OrbTop

CASC SpaceChina Corporate News Scraper

NEWSBUSINESS

CASC SpaceChina Corporate News Scraper

Scrapes press releases and corporate news from SpaceChina.com — the public news portal of CASC (China Aerospace Science and Technology Corporation / 中国航天科技集团有限公司). Extracts structured articles from three news subchannels with full body text, publication date, image URLs, PDF attachments, and automatic CASC subsidiary detection.

What it collects

Field Description
article_id Unique numeric ID from the article URL (e.g. 4632103)
subchannel Source subchannel: 集团要闻, 媒体聚焦, or 专题报道
title_zh Article title in Chinese
title_en English title (null — future enhancement via english.spacechina.com mirror)
body_html Full article body HTML
body_text Full article body as plain text
publish_date Publication date (ISO 8601, e.g. 2026-06-11)
source_url Canonical article URL
mentioned_subsidiaries CASC academy/subsidiary names detected in body (一院 through 八院, CALT, CAST, SAST)
images Absolute URLs of embedded article images
attachments Absolute URLs of PDF attachments (e.g. annual social-responsibility reports)

Subchannels covered

Key Chinese English
jtyw 集团要闻 Group News — primary launch and operations press releases
mjjj 媒体聚焦 Media Focus — external press coverage aggregated
ztbd 专题报道 Special Reports — themed coverage (missions, events, policy)

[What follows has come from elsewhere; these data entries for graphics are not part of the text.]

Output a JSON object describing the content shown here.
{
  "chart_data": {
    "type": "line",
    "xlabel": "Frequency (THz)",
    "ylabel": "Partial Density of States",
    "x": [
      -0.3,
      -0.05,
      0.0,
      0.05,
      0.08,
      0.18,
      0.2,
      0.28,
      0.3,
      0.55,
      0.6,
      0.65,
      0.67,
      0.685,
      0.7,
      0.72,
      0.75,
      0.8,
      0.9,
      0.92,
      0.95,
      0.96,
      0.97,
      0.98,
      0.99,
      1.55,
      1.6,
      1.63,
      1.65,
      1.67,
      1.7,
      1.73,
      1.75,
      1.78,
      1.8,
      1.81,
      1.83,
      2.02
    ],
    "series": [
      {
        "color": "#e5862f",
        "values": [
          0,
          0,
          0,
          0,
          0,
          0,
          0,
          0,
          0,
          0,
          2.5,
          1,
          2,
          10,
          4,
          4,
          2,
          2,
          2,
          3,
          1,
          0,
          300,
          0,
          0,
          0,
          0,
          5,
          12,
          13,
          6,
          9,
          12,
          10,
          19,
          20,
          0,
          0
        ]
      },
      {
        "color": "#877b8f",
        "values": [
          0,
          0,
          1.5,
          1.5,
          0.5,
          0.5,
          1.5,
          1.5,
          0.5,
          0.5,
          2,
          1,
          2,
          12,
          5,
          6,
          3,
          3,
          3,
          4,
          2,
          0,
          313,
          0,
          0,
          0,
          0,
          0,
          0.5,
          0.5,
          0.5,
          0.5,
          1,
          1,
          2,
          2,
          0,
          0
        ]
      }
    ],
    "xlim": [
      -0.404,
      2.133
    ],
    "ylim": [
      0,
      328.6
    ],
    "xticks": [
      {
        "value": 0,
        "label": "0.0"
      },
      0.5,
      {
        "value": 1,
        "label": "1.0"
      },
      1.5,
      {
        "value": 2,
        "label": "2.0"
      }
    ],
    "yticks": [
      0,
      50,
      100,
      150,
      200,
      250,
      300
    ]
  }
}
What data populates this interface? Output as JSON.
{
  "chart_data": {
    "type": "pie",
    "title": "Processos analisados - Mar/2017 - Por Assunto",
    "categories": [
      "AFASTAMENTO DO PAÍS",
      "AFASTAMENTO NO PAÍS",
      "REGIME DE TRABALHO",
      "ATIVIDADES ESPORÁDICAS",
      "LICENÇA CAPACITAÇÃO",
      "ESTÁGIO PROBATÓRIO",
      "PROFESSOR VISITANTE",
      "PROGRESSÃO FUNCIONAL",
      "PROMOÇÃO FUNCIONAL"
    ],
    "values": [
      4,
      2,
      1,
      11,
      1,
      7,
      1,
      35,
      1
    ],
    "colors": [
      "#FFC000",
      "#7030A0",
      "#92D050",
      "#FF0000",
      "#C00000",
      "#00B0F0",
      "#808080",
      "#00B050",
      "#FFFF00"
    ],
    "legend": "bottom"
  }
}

The actor crawls all pages within each selected subchannel, following the site's paginated listing structure automatically.

Input

Parameter Type Required Description
maxItems integer Yes Maximum number of articles to scrape. Set to a high value (or remove the cap) for a full historical crawl (~3,000+ articles across all subchannels).
subchannels array Yes Which subchannels to include. Accepts any combination of jtyw, mjjj, ztbd. Default: all three.

Example input

{
  "maxItems": 100,
  "subchannels": ["jtyw"]
}

Use cases

  • Defense and aerospace intelligence — Track every CASC press release mentioning specific launch vehicles, academies, or programs.
  • ESG / sanctions screening — Identify CASC subsidiaries (一院 through 八院) named in corporate announcements for mil-civ fusion exposure mapping.
  • Trade compliance — Monitor export-control-relevant announcements (new satellite programs, foreign partnerships, dual-use technology disclosures).
  • Annual reports — The 专题报道 channel carries annual social-responsibility reports back to 2013 as PDF attachments.
  • Research and journalism — Build a full-text searchable archive of CASC's public-facing communications.

Notes

  • Chinese-language content: All articles are in Simplified Chinese. The body_text field is suitable for NLP pipelines and translation workflows.
  • English mirror: The english.spacechina.com mirror exists but has minimal content. title_en is always null in this release.
  • Subsidiary detection: The mentioned_subsidiaries field uses pattern-matching on the body text for the eight CASC academies and their common abbreviations. It is heuristic and may miss references using full official names.
  • Historical depth: The site retains articles back to at least 2013 across all subchannels, representing the full accessible archive of CASC's public news.